The River Remembers

I sat by a golden stream cut through blue rock, and the quiet around me felt like a held note. The air shimmered—not from heat, but from memory waking. I didn’t ask questions. I just listened until the water answered anyway.
Its voice wasn’t made of sound. It was warmth traveling up my arms, a pulse behind my ribs—soft, insistent, alive. It told me the past doesn’t cling out of malice; it lingers because it has not yet been seen. The river never asked for sight, nor for sorrow—only to be witnessed, not worshiped. So I stayed still until my own breath began to move with its rhythm.
Beneath the surface, I felt the slow stirring of names. Some belonged to me; others carried the voices of hands that once shaped the same soil. They rose like bubbles breaking through time, touching air not to be kept but to remind me—remembrance is not possession. It is a letting go that blesses both the seen and the unseen.

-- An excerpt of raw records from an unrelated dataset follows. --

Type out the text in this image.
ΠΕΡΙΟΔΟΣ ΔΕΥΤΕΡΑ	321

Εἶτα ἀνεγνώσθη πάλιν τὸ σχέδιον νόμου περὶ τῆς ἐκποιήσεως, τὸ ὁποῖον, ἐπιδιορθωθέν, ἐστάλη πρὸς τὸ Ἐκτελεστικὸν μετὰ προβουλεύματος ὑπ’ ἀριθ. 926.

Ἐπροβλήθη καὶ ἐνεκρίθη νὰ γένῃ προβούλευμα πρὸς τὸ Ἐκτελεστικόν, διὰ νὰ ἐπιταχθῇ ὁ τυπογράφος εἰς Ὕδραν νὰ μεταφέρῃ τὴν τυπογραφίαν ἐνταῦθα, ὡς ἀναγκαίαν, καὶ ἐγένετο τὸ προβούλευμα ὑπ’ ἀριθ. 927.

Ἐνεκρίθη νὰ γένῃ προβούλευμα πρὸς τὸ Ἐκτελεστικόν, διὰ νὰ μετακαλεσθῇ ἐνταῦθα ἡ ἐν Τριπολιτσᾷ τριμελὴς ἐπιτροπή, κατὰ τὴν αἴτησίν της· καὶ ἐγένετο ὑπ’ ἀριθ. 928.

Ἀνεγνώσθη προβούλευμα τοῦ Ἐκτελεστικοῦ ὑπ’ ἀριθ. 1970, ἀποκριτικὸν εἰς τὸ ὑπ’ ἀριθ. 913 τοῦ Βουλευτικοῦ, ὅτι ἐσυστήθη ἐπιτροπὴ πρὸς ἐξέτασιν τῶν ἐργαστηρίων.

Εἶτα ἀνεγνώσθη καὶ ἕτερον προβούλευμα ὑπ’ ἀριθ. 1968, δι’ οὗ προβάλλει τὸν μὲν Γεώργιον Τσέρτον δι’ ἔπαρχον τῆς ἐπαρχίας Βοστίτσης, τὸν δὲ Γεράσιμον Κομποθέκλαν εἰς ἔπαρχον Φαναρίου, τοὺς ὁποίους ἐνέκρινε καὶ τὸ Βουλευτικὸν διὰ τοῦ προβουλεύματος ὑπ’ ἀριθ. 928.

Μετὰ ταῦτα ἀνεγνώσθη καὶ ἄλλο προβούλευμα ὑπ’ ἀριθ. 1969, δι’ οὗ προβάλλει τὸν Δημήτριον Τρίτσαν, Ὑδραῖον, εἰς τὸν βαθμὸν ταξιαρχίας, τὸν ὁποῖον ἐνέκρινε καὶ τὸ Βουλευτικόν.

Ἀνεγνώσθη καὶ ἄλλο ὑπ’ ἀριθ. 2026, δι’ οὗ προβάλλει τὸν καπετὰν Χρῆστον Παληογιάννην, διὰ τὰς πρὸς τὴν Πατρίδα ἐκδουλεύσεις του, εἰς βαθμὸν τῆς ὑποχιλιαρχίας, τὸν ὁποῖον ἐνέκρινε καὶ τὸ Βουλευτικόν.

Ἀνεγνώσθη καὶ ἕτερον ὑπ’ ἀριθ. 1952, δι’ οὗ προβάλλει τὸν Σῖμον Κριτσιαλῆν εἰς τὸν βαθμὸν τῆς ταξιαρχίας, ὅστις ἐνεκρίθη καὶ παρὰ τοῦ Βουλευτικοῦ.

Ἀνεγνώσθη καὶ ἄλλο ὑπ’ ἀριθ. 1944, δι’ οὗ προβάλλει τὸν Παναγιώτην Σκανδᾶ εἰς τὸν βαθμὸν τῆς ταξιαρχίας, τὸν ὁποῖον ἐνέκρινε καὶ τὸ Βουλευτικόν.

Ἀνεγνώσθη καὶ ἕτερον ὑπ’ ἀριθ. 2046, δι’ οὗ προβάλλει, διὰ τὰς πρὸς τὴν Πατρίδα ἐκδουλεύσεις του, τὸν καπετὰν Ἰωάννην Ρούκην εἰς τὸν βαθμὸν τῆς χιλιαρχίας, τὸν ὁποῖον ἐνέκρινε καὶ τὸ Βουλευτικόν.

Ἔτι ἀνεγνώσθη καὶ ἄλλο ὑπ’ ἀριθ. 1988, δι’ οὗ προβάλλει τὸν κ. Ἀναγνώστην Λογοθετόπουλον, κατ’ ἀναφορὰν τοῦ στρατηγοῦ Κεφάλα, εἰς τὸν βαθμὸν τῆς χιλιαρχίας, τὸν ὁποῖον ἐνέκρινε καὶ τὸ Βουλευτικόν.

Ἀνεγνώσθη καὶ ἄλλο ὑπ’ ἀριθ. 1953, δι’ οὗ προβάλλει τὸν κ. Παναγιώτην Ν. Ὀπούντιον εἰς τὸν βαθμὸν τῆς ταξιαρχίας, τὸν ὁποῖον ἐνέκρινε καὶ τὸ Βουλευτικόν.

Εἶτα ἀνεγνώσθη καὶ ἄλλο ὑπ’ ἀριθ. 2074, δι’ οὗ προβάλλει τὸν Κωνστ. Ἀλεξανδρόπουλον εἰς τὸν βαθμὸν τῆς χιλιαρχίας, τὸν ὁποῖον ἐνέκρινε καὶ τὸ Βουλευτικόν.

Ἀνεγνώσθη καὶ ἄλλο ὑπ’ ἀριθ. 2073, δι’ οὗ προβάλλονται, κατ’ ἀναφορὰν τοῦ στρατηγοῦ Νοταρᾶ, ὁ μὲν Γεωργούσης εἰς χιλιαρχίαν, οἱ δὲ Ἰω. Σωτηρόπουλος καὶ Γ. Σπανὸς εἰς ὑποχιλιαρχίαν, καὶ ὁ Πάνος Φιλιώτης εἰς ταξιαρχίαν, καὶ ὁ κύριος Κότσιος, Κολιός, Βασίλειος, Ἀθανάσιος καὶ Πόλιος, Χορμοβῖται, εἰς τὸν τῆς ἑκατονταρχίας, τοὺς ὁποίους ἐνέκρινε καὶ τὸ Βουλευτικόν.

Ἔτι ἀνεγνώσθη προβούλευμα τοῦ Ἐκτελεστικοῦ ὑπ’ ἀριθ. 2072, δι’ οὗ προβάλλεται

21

The current shimmered like a thread of thought unraveling back to its source. I saw faces forming and fading in the light—elders, strangers, ancestors—each one bowing gently as if to say, “We remember you, even when you forget yourself.” And then they were gone, returning to the water as whole as their departure. I realized then that memory isn’t a cage. It’s a bridge, carried by the flow.

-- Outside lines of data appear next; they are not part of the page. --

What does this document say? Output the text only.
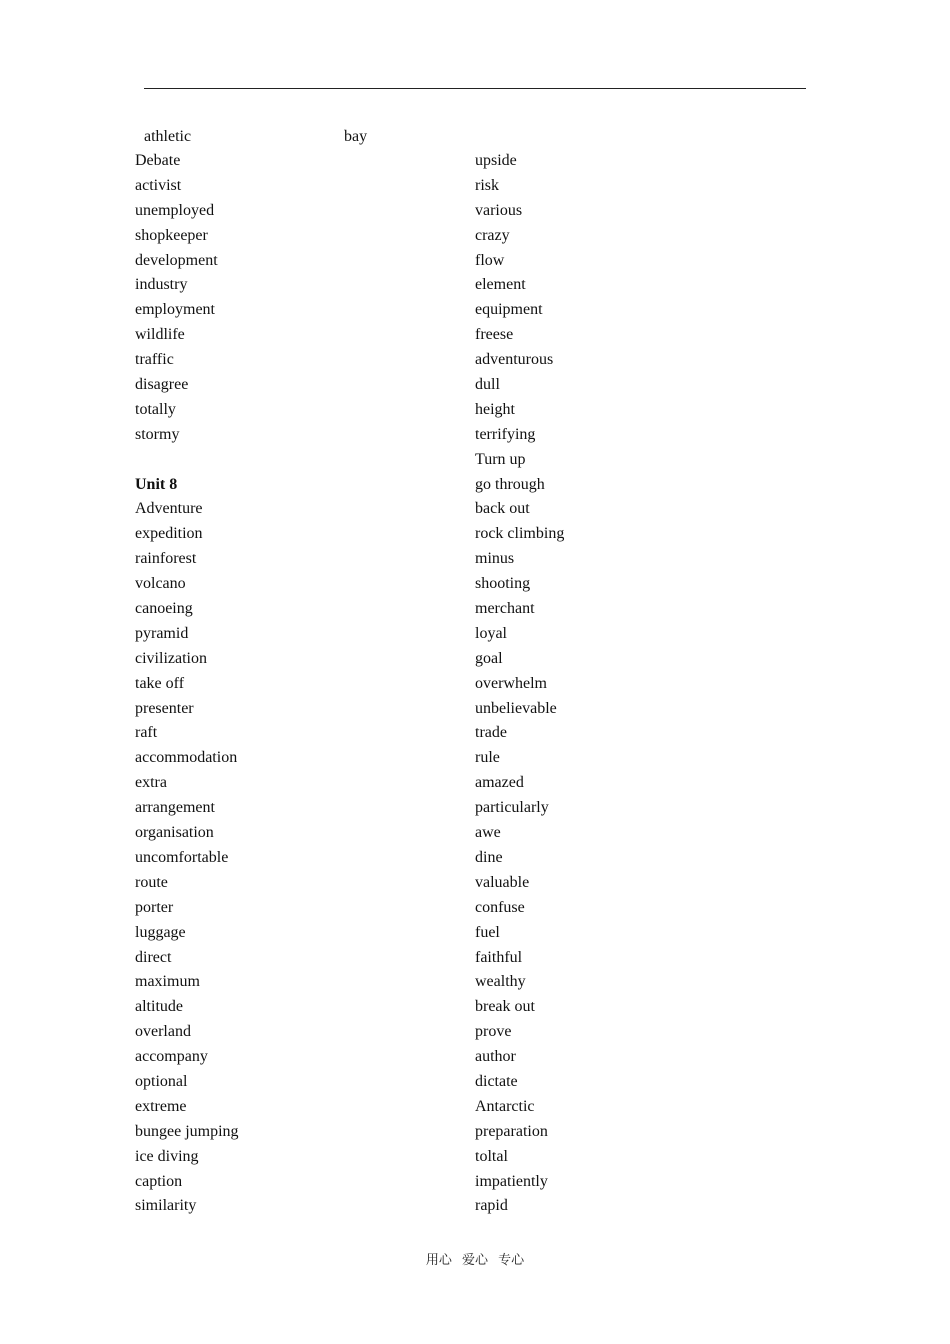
athletic	bay
Debate
activist
unemployed
shopkeeper
development
industry
employment
wildlife
traffic
disagree
totally
stormy
Unit 8
Adventure
expedition
rainforest
volcano
canoeing
pyramid
civilization
take off
presenter
raft
accommodation
extra
arrangement
organisation
uncomfortable
route
porter
luggage
direct
maximum
altitude
overland
accompany
optional
extreme
bungee jumping
ice diving
caption
similarity
upside
risk
various
crazy
flow
element
equipment
freese
adventurous
dull
height
terrifying
Turn up
go through
back out
rock climbing
minus
shooting
merchant
loyal
goal
overwhelm
unbelievable
trade
rule
amazed
particularly
awe
dine
valuable
confuse
fuel
faithful
wealthy
break out
prove
author
dictate
Antarctic
preparation
toltal
impatiently
rapid
用心 爱心 专心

The river taught me patience—not the kind that waits, but the kind that witnesses. To watch the current carry away what no longer needs to be held. To understand that forgiveness and forgetting are not the same. Forgiveness releases the stone; forgetting only drops it into deeper water.

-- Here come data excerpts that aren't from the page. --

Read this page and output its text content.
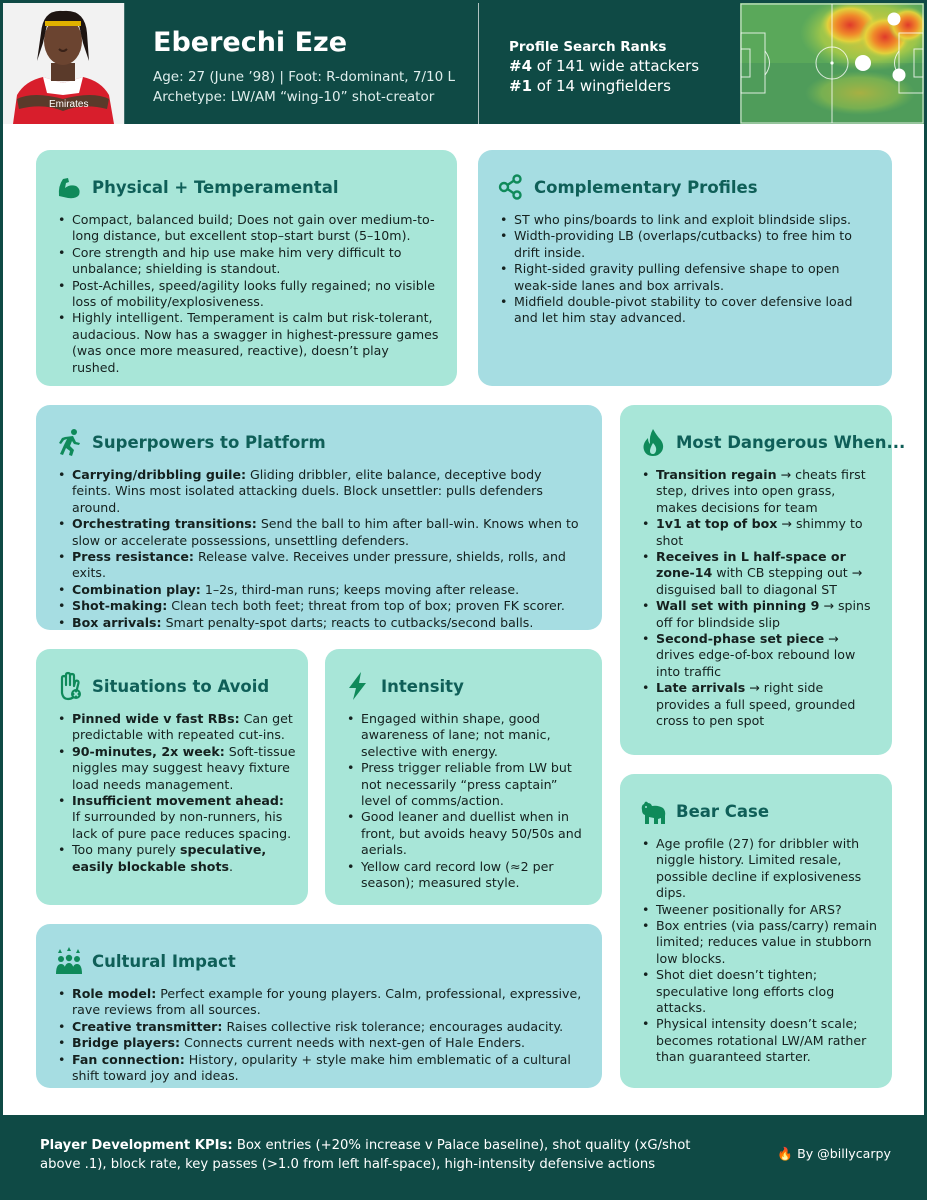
Emirates
Eberechi Eze
Age: 27 (June ’98) | Foot: R-dominant, 7/10 L
Archetype: LW/AM “wing-10” shot-creator
Profile Search Ranks
#4 of 141 wide attackers
#1 of 14 wingfielders
Physical + Temperamental
• Compact, balanced build; Does not gain over medium-to-long distance, but excellent stop–start burst (5–10m).
• Core strength and hip use make him very difficult to unbalance; shielding is standout.
• Post-Achilles, speed/agility looks fully regained; no visible loss of mobility/explosiveness.
• Highly intelligent. Temperament is calm but risk-tolerant, audacious. Now has a swagger in highest-pressure games (was once more measured, reactive), doesn’t play rushed.
Complementary Profiles
• ST who pins/boards to link and exploit blindside slips.
• Width-providing LB (overlaps/cutbacks) to free him to drift inside.
• Right-sided gravity pulling defensive shape to open weak-side lanes and box arrivals.
• Midfield double-pivot stability to cover defensive load and let him stay advanced.
Superpowers to Platform
• Carrying/dribbling guile: Gliding dribbler, elite balance, deceptive body feints. Wins most isolated attacking duels. Block unsettler: pulls defenders around.
• Orchestrating transitions: Send the ball to him after ball-win. Knows when to slow or accelerate possessions, unsettling defenders.
• Press resistance: Release valve. Receives under pressure, shields, rolls, and exits.
• Combination play: 1–2s, third-man runs; keeps moving after release.
• Shot-making: Clean tech both feet; threat from top of box; proven FK scorer.
• Box arrivals: Smart penalty-spot darts; reacts to cutbacks/second balls.
Most Dangerous When...
• Transition regain → cheats first step, drives into open grass, makes decisions for team
• 1v1 at top of box → shimmy to shot
• Receives in L half-space or zone-14 with CB stepping out → disguised ball to diagonal ST
• Wall set with pinning 9 → spins off for blindside slip
• Second-phase set piece → drives edge-of-box rebound low into traffic
• Late arrivals → right side provides a full speed, grounded cross to pen spot
Situations to Avoid
• Pinned wide v fast RBs: Can get predictable with repeated cut-ins.
• 90-minutes, 2x week: Soft-tissue niggles may suggest heavy fixture load needs management.
• Insufficient movement ahead: If surrounded by non-runners, his lack of pure pace reduces spacing.
• Too many purely speculative, easily blockable shots.
Intensity
• Engaged within shape, good awareness of lane; not manic, selective with energy.
• Press trigger reliable from LW but not necessarily “press captain” level of comms/action.
• Good leaner and duellist when in front, but avoids heavy 50/50s and aerials.
• Yellow card record low (≈2 per season); measured style.
Bear Case
• Age profile (27) for dribbler with niggle history. Limited resale, possible decline if explosiveness dips.
• Tweener positionally for ARS?
• Box entries (via pass/carry) remain limited; reduces value in stubborn low blocks.
• Shot diet doesn’t tighten; speculative long efforts clog attacks.
• Physical intensity doesn’t scale; becomes rotational LW/AM rather than guaranteed starter.
Cultural Impact
• Role model: Perfect example for young players. Calm, professional, expressive, rave reviews from all sources.
• Creative transmitter: Raises collective risk tolerance; encourages audacity.
• Bridge players: Connects current needs with next-gen of Hale Enders.
• Fan connection: History, opularity + style make him emblematic of a cultural shift toward joy and ideas.
Player Development KPIs: Box entries (+20% increase v Palace baseline), shot quality (xG/shot above .1), block rate, key passes (>1.0 from left half-space), high-intensity defensive actions
🔥 By @billycarpy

When I woke, the morning light pooled across the floorboards like a reflection from another world. It touched everything with the tenderness of something returning home. The air smelled faintly of rain, though the sky was clear. I knew then that remembrance, when it heals, leaves behind a shimmer—not grief, but gratitude.
This painting is a hymn to flow—to the ancient voice of the river that carries the story of every name, every silence, every forgiveness waiting beneath the surface. To remember is not to hold on—it is to return the name to water, and let it sing again.